As the planet warms, there will be many significant global impacts, from the dwindling of fresh water supplies as glaciers melt, to the collapse of fisheries as reefs die. But the droughts and famines induced by this will also lead to the uprising of more incredibly serious global security concerns.
A new report, compiled by the Berlin-based think tank Adelphi, argues that the projected increase in resource scarcity and societal insecurity will fuel terrorist and armed groups in regions of the world where climate change will hit hardest. They suggest that as climate change contributes to the fragility of regions, it increases conflict surrounding natural resources. This, in turn, makes populations more vulnerable to negative effects of climate change, and thus recruitment by terrorist organizations.
Not only that, but the report has also found that terrorist organizations are also increasingly using natural resources as a weapon. In fragile environments and regions in which resources such as water and food are scarce, groups are impeding access to these items and then using this as leverage. This creates a cycle in which the resources become scarcer, and is a practice that is further exacerbated by climate change as it continues to alter and limit these resources.
“Looking at the interplay between climate change, fragility and [non-state armed groups],” the authors write, “there is a risk that the feedback loops and complex interactions create vicious cycles of increasing climate impacts, vulnerability, violence, conflict, and fragility.”

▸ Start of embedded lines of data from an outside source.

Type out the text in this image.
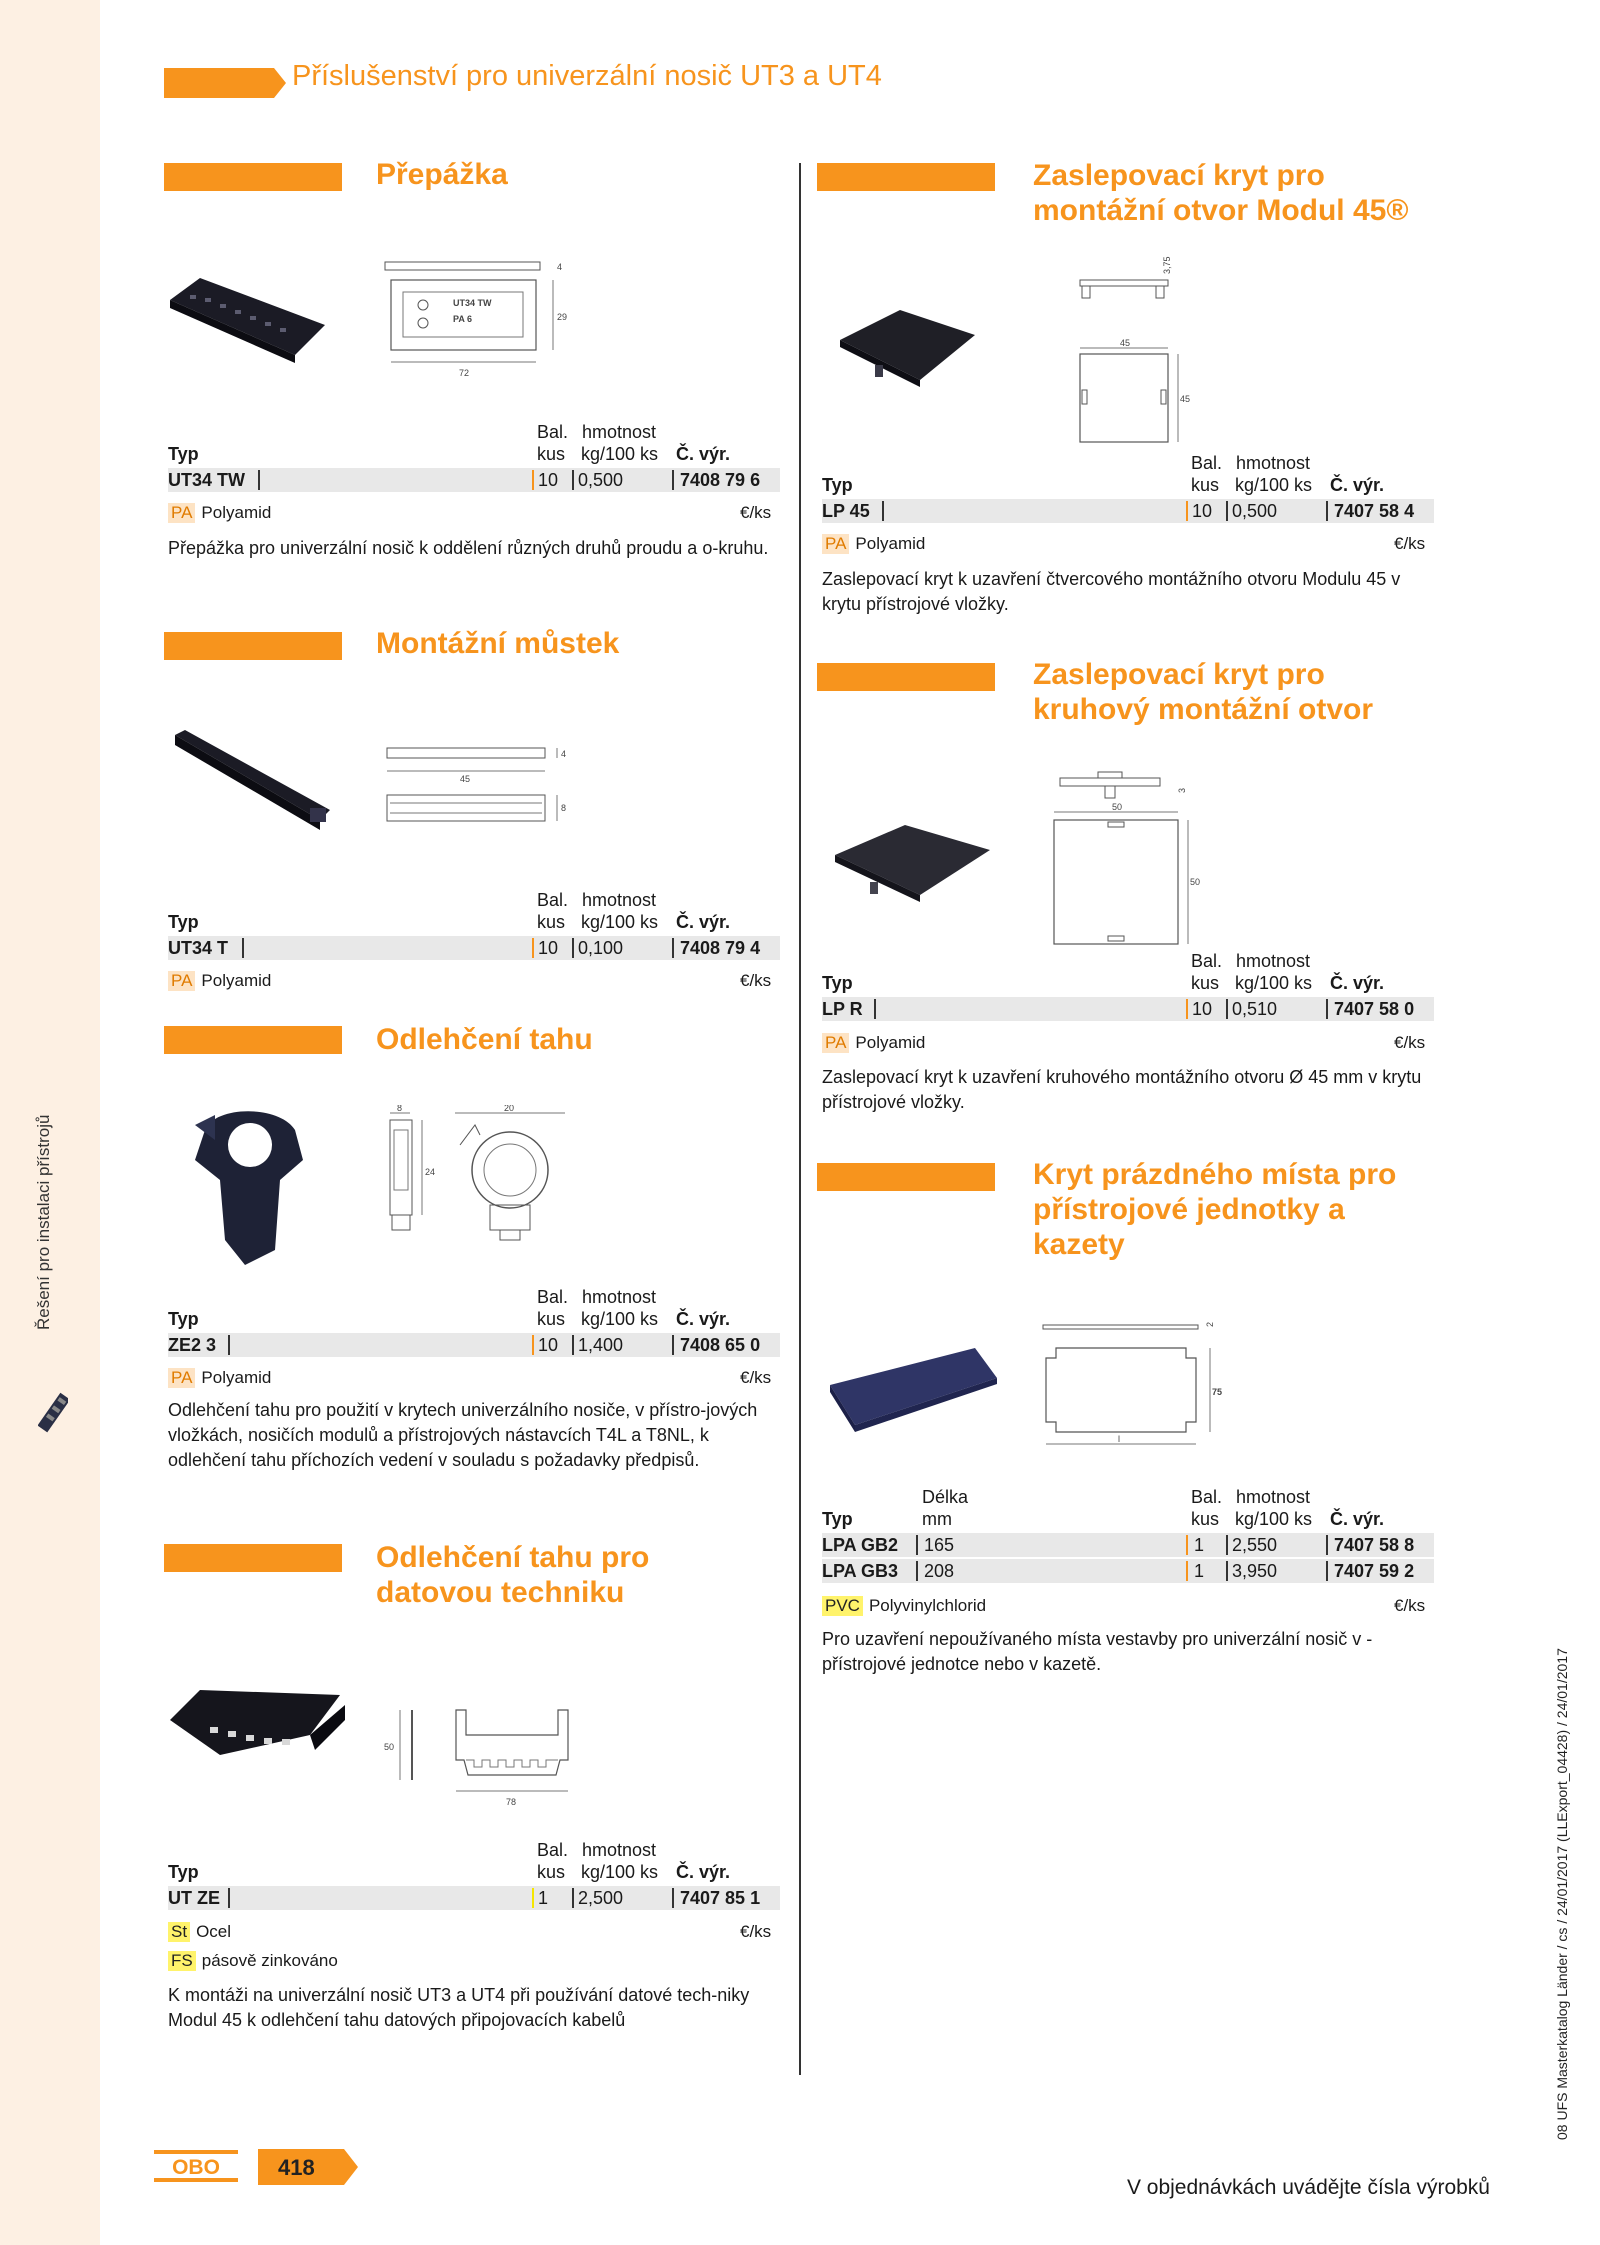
Řešení pro instalaci přístrojů
Příslušenství pro univerzální nosič UT3 a UT4
Přepážka
UT34 TW
PA 6
72
29
4
Bal. hmotnost
Typ	kus kg/100 ks Č. výr.
UT34 TW	10 0,500	7408 79 6
PA Polyamid	€/ks
Přepážka pro univerzální nosič k oddělení různých druhů proudu a o-kruhu.
Montážní můstek
45
4
8
Bal. hmotnost
Typ	kus kg/100 ks Č. výr.
UT34 T	10 0,100	7408 79 4
PA Polyamid	€/ks
Odlehčení tahu
8
24
20
Bal. hmotnost
Typ	kus kg/100 ks Č. výr.
ZE2 3	10 1,400	7408 65 0
PA Polyamid	€/ks
Odlehčení tahu pro použití v krytech univerzálního nosiče, v přístro-jových vložkách, nosičích modulů a přístrojových nástavcích T4L a T8NL, k odlehčení tahu příchozích vedení v souladu s požadavky předpisů.
Odlehčení tahu pro
datovou techniku
50
78
Bal. hmotnost
Typ	kus kg/100 ks Č. výr.
UT ZE	1 2,500	7407 85 1
St Ocel	€/ks
FS pásově zinkováno
K montáži na univerzální nosič UT3 a UT4 při používání datové tech-niky Modul 45 k odlehčení tahu datových připojovacích kabelů
Zaslepovací kryt pro
montážní otvor Modul 45®
3,75
45
45
Bal. hmotnost
Typ	kus kg/100 ks Č. výr.
LP 45	10 0,500	7407 58 4
PA Polyamid	€/ks
Zaslepovací kryt k uzavření čtvercového montážního otvoru Modulu 45 v krytu přístrojové vložky.
Zaslepovací kryt pro
kruhový montážní otvor
3
50
50
Bal. hmotnost
Typ	kus kg/100 ks Č. výr.
LP R	10 0,510	7407 58 0
PA Polyamid	€/ks
Zaslepovací kryt k uzavření kruhového montážního otvoru Ø 45 mm v krytu přístrojové vložky.
Kryt prázdného místa pro
přístrojové jednotky a
kazety
2
75
l
Délka	Bal. hmotnost
Typ	mm	kus kg/100 ks Č. výr.
LPA GB2 165	1 2,550	7407 58 8
LPA GB3 208	1 3,950	7407 59 2
PVC Polyvinylchlorid	€/ks
Pro uzavření nepoužívaného místa vestavby pro univerzální nosič v -přístrojové jednotce nebo v kazetě.
OBO	418
V objednávkách uvádějte čísla výrobků
08 UFS Masterkatalog Länder / cs / 24/01/2017 (LLExport_04428) / 24/01/2017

It is thought that climate change has already been a significant contributor to the uprising of armed groups around the world. The dramatic instability that gave rise to the Arab Spring in the Middle East during 2011 is thought to be, at least in part, connected to the impact that climate change had on food prices in the region during that time. While the revolutions that spread through the region were likely to have occurred at some point anyway, the food shortages added an additional stressor that sparked the tinder box.
This has led to the rise of many armed groups in the region, including that of ISIS, which has become a major security threat not only locally, but on a global level too. In West Africa, another major terrorist group, Boko Haram, is also thought to owe its origins, again in part, to the regional drought that has gripped the northeast of Nigeria. This forced groups of people and farmers into ever shrinking pockets, providing a perfect recruiting ground for the organization, which has gone on to be a major threat to the government and region as a whole.
The authors do stress, though, that climate change is not causing terrorism, but providing the conditions in which it can thrive.